Parenting is the hardest job on the planet. No question. Yet how much time do we invest in understanding how to be good at it? Since raising a child is the most important, challenging, rewarding and depleting job you will ever do, isn’t it worth arming yourself with a little bit of knowledge so that you can be sort of good at it?
Here are 9 must-read parenting books that will challenge you, guide you and help you connect the dots in your quest to raise successful, well-adjusted kids. I keep all of them on a shelf close by and reach for them often. I’d love to know some of your favorites too.
9 Must-Read Parenting Books
A humorous and interactive book about how to stop fighting and start communicating effectively with your children. The book includes cartoons and assignments to help you on your path to becoming a better communicator. Even though it was written in 1980, long before social media, the internet and cell phones existed, in some ways, the lessons it teaches seem even more poignant today. How to listen with full attention, how to help your child with their feelings. This book is filled with so many great reminders. One of my favorites…”Resist the temptation to “make better” instantly. Instead of giving advice, continue to accept and reflect your child’s feelings.”
If you have a daughter you MUST read this book. Even if you have sons, Untangled provides tremendous insight into what it is like for them to deal with girls! I have marked up and folded so many pages in this guide for parents of a daughter and I reread them often as reminders. Understanding complex issues like how “research suggests that girls who bully other girls often do so to create a sense of belonging” and how society gives women so many mixed messages that “girls become so perplexed by the funhouse of mirror images of female sexuality that they can’t even begin to reflect on what they want for themselves.” (I won’t start on that tangent, but if you want to know more about the mixed messages women receive this video by girls.girls.girls. will make your jaw drop.)
This New York Times Bestseller is one of the OG girl books. It is the inspiration for Tina Fey’s hit movie, Mean Girls. If you have a daughter and want to empower her to take care of herself and teach her how to treat other women well, read this. Enough said.
MASTERMINDS & WINGMEN By Rosalind Wiseman
The boy version of Queen Bees & Wannabes is Masterminds & Wingmen. I’ve learned so much about “boy world” from this book, including how friking hard it must be to be a man! Understanding what the author calls the “act like a man box” and how much it controls boy culture is key to understanding how your son ticks.

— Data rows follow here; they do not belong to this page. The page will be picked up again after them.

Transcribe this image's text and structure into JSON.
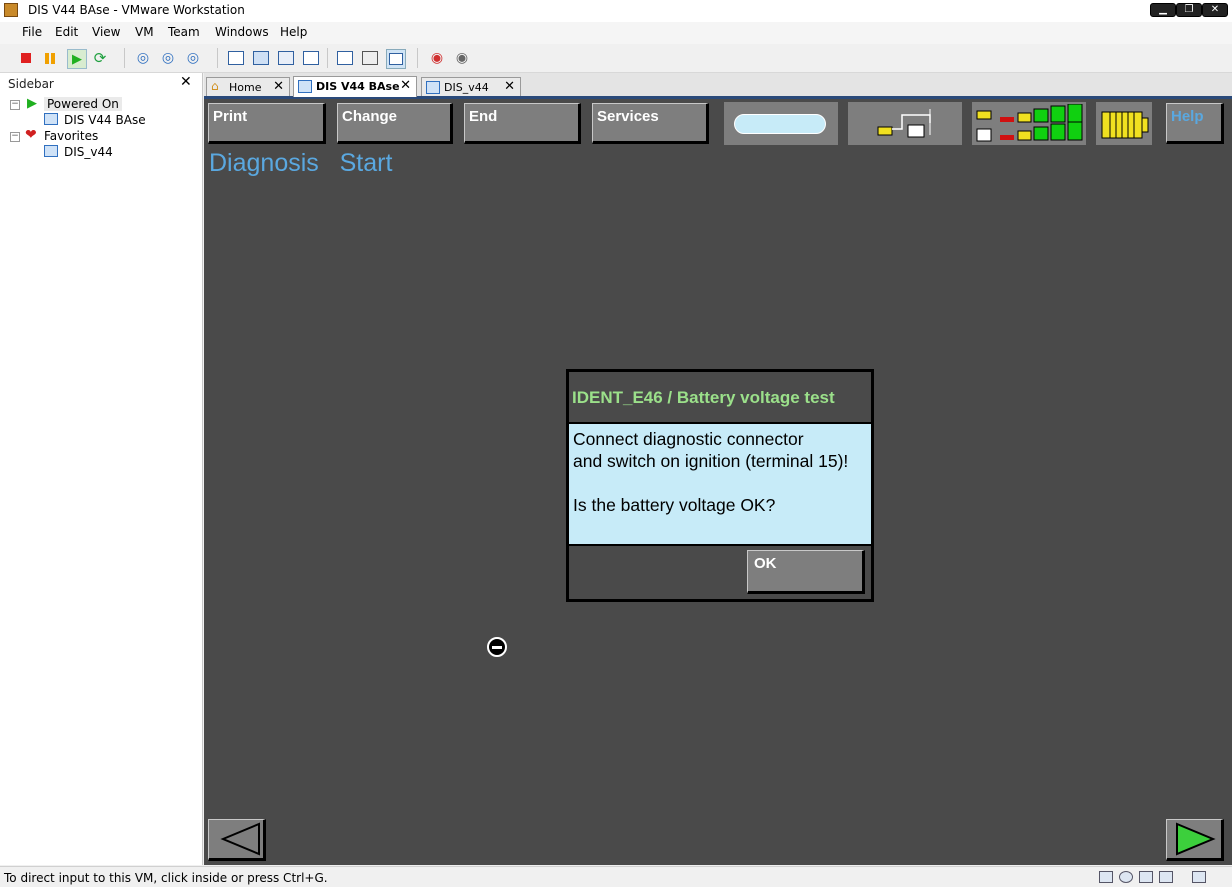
{
  "window": {
    "title": "DIS V44 BAse - VMware Workstation",
    "controls": [
      "minimize-icon",
      "restore-icon",
      "close-icon"
    ]
  },
  "menubar": {
    "items": [
      {
        "label": "File"
      },
      {
        "label": "Edit"
      },
      {
        "label": "View"
      },
      {
        "label": "VM"
      },
      {
        "label": "Team"
      },
      {
        "label": "Windows"
      },
      {
        "label": "Help"
      }
    ]
  },
  "toolbar": {
    "icons": [
      "power-off-icon",
      "suspend-icon",
      "power-on-icon",
      "reset-icon",
      "snapshot-icon",
      "revert-snapshot-icon",
      "snapshot-manager-icon",
      "view-console-icon",
      "full-screen-icon",
      "quick-switch-icon",
      "unity-icon",
      "view-summary-icon",
      "view-appliance-icon",
      "console-view-icon",
      "team-power-icon",
      "team-settings-icon"
    ]
  },
  "sidebar": {
    "title": "Sidebar",
    "close": "✕",
    "groups": [
      {
        "label": "Powered On",
        "items": [
          {
            "label": "DIS V44 BAse"
          }
        ]
      },
      {
        "label": "Favorites",
        "items": [
          {
            "label": "DIS_v44"
          }
        ]
      }
    ]
  },
  "tabs": [
    {
      "label": "Home",
      "active": false
    },
    {
      "label": "DIS V44 BAse",
      "active": true
    },
    {
      "label": "DIS_v44",
      "active": false
    }
  ],
  "dis": {
    "buttons": {
      "print": "Print",
      "change": "Change",
      "end": "End",
      "services": "Services",
      "help": "Help"
    },
    "heading": "Diagnosis   Start",
    "dialog": {
      "title": "IDENT_E46 / Battery voltage test",
      "lines": [
        "Connect diagnostic connector",
        "and switch on ignition (terminal 15)!",
        "",
        "Is the battery voltage OK?"
      ],
      "ok": "OK"
    }
  },
  "statusbar": {
    "text": "To direct input to this VM, click inside or press Ctrl+G."
  },
  "colors": {
    "vm_background": "#4a4a4a",
    "dis_button": "#7e7e7e",
    "heading": "#5aa8e0",
    "dialog_title": "#9be08a",
    "dialog_body": "#c7ebf8"
  }
}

This is a good one to listen to on audible because it’s a little bit like reading a research paper, but the information is fascinating. Author Paul Tough draws on research and various studies to support the idea that successful people aren’t necessarily the kids who scored the highest on tests or received the best education, but instead successful people are born out of the kids who developed skills that have more to do with their character. Tough sites numerous studies on how kids who are taught skills like perseverance, curiosity, optimism, and self-control are the qualities that matter more than high SAT scores or whether or not your kid is in advanced math or AP courses.
I picked up this book when my son starting expressing annoyance when I tried to cuddle and kiss him. There is a whole chapter about mothers and sons and after reading this I understood why when my son pulls away from me not to take it personally. It’s actually a healthy part of his evolution. This book is largely about breaking down old notions that boys shouldn’t feel or have emotions and how much healthier our sons will be if we understand and embrace the emotional needs that society has historically taught them to suppress.
I LOVE this book! It is all about how birth order affects personality and I found so much of it is spot on. If you ever find yourself wondering why people behave the way they do, you have to read this. The birth order book will help you understand your kids, parents and siblings, as well as giving you insight into alot of things about yourself, including why you parent the way you do. It’s an easy read and you will likely laugh as you relate to many of the chapters.
Even though I’ve never met the author it feels like her book is based on me and my group of friends! Is there any parent with young children who doesn’t relate to this sentence from Lahey’s book?
“We are expected to feel good about ourselves and our parenting as we raise children naturally and intuitively, while pouring over more parenting books and magazines than ever about how to raise smart and creative and empathetic children who practice piano on their own, sleep nine hours a night, and play varsity soccer as freshman.”
Lahey leans on a number of experts, including coaches and athletes throughout The Gift of Failure to help enlighten us and sometimes even scold us. Turns out chest-bumping a teenage referee over a poor call wasn’t just me being crazy; my behavior might have been caused by the Pressured Parents Phenomenon! Here’s hoping I still have time to correct the damage I’ve caused from PPP. I’m not joking!
If there is one thing an athlete needs to succeed it might be grit. In Angela Duckworth’s best selling book, the psychologist writes about how the secret to success isn’t about talent but has more to do with a special combination of persistence and passion. Leaning on research and interviews she did with CEOs, Spelling Bee finalists, cadets at West Point and Seahawks head coach Pete Carroll, Grit is an insightful read. The good news is unlike god-given talent, grit can be learned….and parented.